Von Gerätehoheit und Netzneutralität
Das Problem der Gerätehoheit steht für Netzaktivist Markus Beckedahl dabei im Zentrum dieser Debatte. Kauft ein Verbraucher einen Computer, einen Laptop oder ein Smartphone - kann er damit machen, was er will? Oder dürfen Hersteller wie Apple diese Freiheit beschneiden, indem sie in Zukunft dem Verbraucher nur noch ein Nutzungsrecht für firmeneigene Software einräumen?
Beckedahl: "Wir dürfen unser Handy zwar kaputtmachen, aber wir dürfen in die Software nicht wirklich eingreifen, weil tief versteckt in den Allgemeinen Geschäftsbestimmungen steht, dass die Bedingungen vom Hersteller vordiktiert werden." Lösungen konnte die Enquete-Kommission für dieses Problem noch nicht liefern. Markus Beckedahl sieht daher den Gesetzgeber in der Pflicht, Verbrauchern auch in Zukunft diese Unabhängigkeit zu garantieren.
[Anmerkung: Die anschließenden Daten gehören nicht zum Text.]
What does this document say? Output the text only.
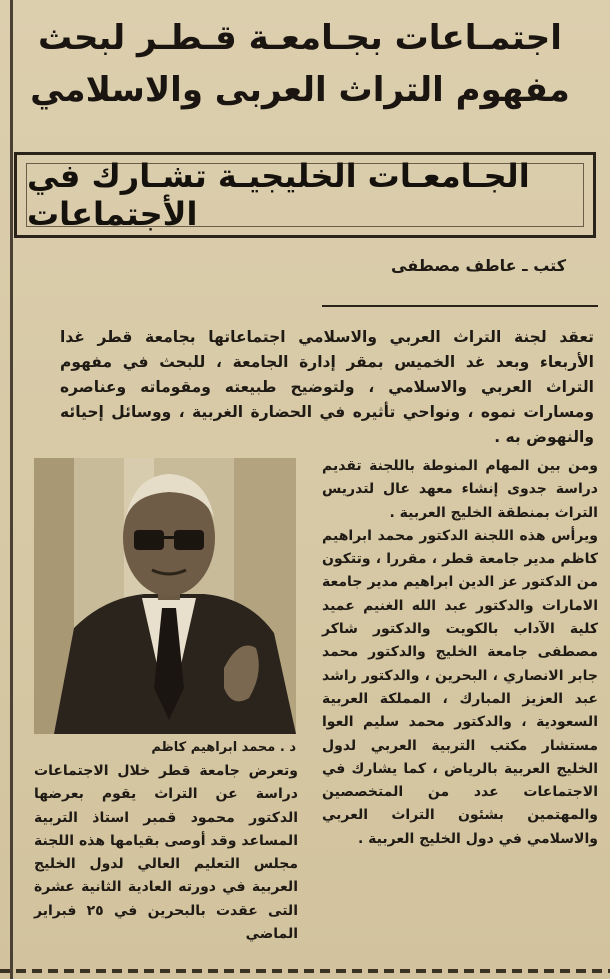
اجتمـاعات بجـامعـة قـطـر لبحث
مفهوم التراث العربى والاسلامي
الجـامعـات الخليجيـة تشـارك في الأجتماعات
كتب ـ عاطف مصطفى
تعقد لجنة التراث العربي والاسلامي اجتماعاتها بجامعة قطر غدا الأربعاء وبعد غد الخميس بمقر إدارة الجامعة ، للبحث في مفهوم التراث العربي والاسلامي ، ولتوضيح طبيعته ومقوماته وعناصره ومسارات نموه ، ونواحي تأثيره في الحضارة الغربية ، ووسائل إحيائه والنهوض به .
د . محمد ابراهيم كاظم

ومن بين المهام المنوطة باللجنة تقديم دراسة جدوى إنشاء معهد عال لتدريس التراث بمنطقة الخليج العربية .

ويرأس هذه اللجنة الدكتور محمد ابراهيم كاظم مدير جامعة قطر ، مقررا ، وتتكون من الدكتور عز الدين ابراهيم مدير جامعة الامارات والدكتور عبد الله الغنيم عميد كلية الآداب بالكويت والدكتور شاكر مصطفى جامعة الخليج والدكتور محمد جابر الانصاري ، البحرين ، والدكتور راشد عبد العزيز المبارك ، المملكة العربية السعودية ، والدكتور محمد سليم العوا مستشار مكتب التربية العربي لدول الخليج العربية بالرياض ، كما يشارك في الاجتماعات عدد من المتخصصين والمهتمين بشئون التراث العربي والاسلامي في دول الخليج العربية .

وتعرض جامعة قطر خلال الاجتماعات دراسة عن التراث يقوم بعرضها الدكتور محمود قمبر استاذ التربية المساعد وقد أوصى بقيامها هذه اللجنة مجلس التعليم العالي لدول الخليج العربية في دورته العادية الثانية عشرة التى عقدت بالبحرين في ٢٥ فبراير الماضي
Ähnliches gilt für Beckedahl, wenn es um das Netz selbst geht. Denn auch wenn alle politischen Lager in Deutschland sich dem Ziel verpflichtet fühlen, allen Nutzern einen gleichberechtigten und freien Zugang zum Internet zu garantieren: Der Weg zur Erreichung dieser Netzneutralität bleibt nach der Enquete-Kommission so umstritten wie zuvor.
Der Netzaktivist Beckedahl sieht die Gefahr, dass das offene Internet durch ein Verschleppen dieser Debatte unter die Räder kommen könnte. "Es gibt Bestrebungen vieler Infrastrukturbetreiber, in Echtzeit den Datenverkehr zu analysieren und zu schauen, dass man gewisse Dienste nicht mehr durchlässt." Das müsse verhindert werden, sagt Beckedahl, denn es sei ein Schritt in Richtung chinesischer Internet-Zensur.
Die Enquete-Kommission "Internet und digitale Gesellschaft" hat ihre Arbeit beendet. Nun bleibt vor allem eines festzuhalten: Zentrale Fragen des digitalen Lebens wurden in Deutschland jetzt zwar zum ersten Mal vom Gesetzgeber als Problem erkannt. Für deren Lösung könnte es allerdings weiterer Enquete-Kommissionen bedürfen.